Season premiere: The Office
Posted by Dan
September 25th, 2006 at 04:58pm
In The Office
I'm surprised no one written about it until now, but let's chat about the season premiere of The Office, shall we?
In bullet form? Certainly. Some thoughts…
- First off, Jim and Pam. We all knew it wouldn't work out, right? That's for the series finale. But how would it not work out? That was the question. For the most part, I think they got it right. The reaction of both of them admitting that they had wanted to kiss for a long time was exactly what they should have said. Pam wussing out was predictable and in character. But the abruptness of Jim leaving seemed unnatural — like he wasn't even game for a little bit of a fight.
- The idea of having Jim start out at a new office full of wacky people is an ambitious, but exciting prospect. Ed Helms is a promising addition to the cast. And I don't know who the woman is, but I loved it when she mocked Jim's patented shrug to the camera.
- Was it me or was this one of the roughest episodes to get through in terms of the Oscar storyline. Just in terms of cringes per minute. And the intensity of those cringes. I guess I just got excessive cringe-age for obvious reasons.
- In this episode a lot of the characters teetered on the verge of being horrible (Angela, Dwight, Kevin). They've always been flawed and wildly eccentric, which is why they're funny, but even Kevin was acting like a jackass with his 5th grade giggling.

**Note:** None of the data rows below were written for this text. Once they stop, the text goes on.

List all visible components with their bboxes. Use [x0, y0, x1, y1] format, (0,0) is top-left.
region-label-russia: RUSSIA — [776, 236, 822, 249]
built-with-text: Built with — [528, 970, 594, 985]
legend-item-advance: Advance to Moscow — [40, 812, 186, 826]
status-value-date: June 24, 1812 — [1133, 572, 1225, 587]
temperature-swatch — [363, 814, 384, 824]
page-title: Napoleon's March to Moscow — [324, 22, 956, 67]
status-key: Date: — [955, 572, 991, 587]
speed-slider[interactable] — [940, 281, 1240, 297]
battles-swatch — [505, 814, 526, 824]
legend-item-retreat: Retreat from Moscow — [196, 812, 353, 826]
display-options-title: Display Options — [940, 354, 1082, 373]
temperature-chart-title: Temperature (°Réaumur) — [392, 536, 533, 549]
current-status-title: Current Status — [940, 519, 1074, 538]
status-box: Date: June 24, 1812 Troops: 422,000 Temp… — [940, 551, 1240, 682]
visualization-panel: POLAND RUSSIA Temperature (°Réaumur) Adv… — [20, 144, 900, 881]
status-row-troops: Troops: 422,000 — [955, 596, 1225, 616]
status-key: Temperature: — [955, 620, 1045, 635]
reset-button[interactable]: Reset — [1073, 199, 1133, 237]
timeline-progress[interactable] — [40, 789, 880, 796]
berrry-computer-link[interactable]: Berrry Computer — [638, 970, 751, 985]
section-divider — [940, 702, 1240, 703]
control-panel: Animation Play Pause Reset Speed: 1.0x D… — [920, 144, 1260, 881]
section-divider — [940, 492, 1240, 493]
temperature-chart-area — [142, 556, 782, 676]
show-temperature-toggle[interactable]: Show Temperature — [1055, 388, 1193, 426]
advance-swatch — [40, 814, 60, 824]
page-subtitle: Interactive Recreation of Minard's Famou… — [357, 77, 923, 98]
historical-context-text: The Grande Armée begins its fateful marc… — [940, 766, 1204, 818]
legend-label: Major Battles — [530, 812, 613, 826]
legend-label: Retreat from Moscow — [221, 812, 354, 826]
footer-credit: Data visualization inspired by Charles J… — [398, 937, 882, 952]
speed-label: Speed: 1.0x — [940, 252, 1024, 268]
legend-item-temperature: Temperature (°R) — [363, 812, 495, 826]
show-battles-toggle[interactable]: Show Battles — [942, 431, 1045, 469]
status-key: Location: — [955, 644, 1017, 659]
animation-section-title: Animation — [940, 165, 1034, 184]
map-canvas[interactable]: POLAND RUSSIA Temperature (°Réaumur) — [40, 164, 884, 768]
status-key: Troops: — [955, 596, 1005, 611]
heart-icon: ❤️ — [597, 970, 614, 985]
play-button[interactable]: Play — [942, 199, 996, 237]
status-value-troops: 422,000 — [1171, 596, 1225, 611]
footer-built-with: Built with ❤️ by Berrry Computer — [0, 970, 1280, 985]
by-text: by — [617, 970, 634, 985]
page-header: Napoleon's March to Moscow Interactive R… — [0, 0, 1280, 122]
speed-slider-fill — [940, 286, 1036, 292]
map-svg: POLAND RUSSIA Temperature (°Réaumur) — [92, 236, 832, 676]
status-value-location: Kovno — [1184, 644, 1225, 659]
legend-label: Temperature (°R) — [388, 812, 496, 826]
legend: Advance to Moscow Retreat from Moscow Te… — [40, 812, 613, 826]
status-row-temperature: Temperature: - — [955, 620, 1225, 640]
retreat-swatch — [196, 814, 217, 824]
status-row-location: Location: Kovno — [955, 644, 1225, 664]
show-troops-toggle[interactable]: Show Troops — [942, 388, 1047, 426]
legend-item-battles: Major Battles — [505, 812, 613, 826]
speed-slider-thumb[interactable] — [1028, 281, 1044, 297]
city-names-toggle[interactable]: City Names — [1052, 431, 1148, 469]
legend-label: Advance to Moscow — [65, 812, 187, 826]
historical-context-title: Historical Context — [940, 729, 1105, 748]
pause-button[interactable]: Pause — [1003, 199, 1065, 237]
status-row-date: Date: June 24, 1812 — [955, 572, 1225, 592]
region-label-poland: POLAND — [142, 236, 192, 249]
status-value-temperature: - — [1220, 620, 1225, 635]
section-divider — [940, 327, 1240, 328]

- Oscar's hot. That's all.

I think one of the reasons Jim had the courage to kiss Pam that night was because he had just gotten this much better job offer, and was starting to feel like maybe he could break the cycle and get out of his horrible job and the horrible crush, like maybe he was better than all that. But in a way, that makes him think he won’t need Pam. He thinks he’s going places, now, or at least not just sitting at the same desk enduring the same Dwight annoyingness and Michael cluelessness day after day. Jim gave up on Pam pretty easily because he was feeling good about himself (and hey, at least he gave it a shot before he left their “forever”), but she’s the person he turns to when things couldn’t possibly be any worse — and now he thinks things aren’t that bad. He can’t really decide to be serious about her until he gets completely disillustioned and demoralized by this new job, which of course is no better or more fulfilling than the last (”I can’t say whether Dunder Mifflin paper is less flammable, sir, but, I can assure you that it’s certainly not more flammable…”). He’s got to realize that, actually, there isn’t anything better out there, and that for all the tedium of his old job, at least there he had Pam. And of course Pam’s got to realize that she CAN try to break the cycle, and then they’ll meet halfway. Or something like that.
The woman who sits behind Jim in his new Stamford office is Rashida Jones, daughter of Quincy. And am I the only one who thinks the Stamford office will be downsized and some of the staff (Ed Helms, John Krasinski) will move (back) to Scranton? No? Anyone?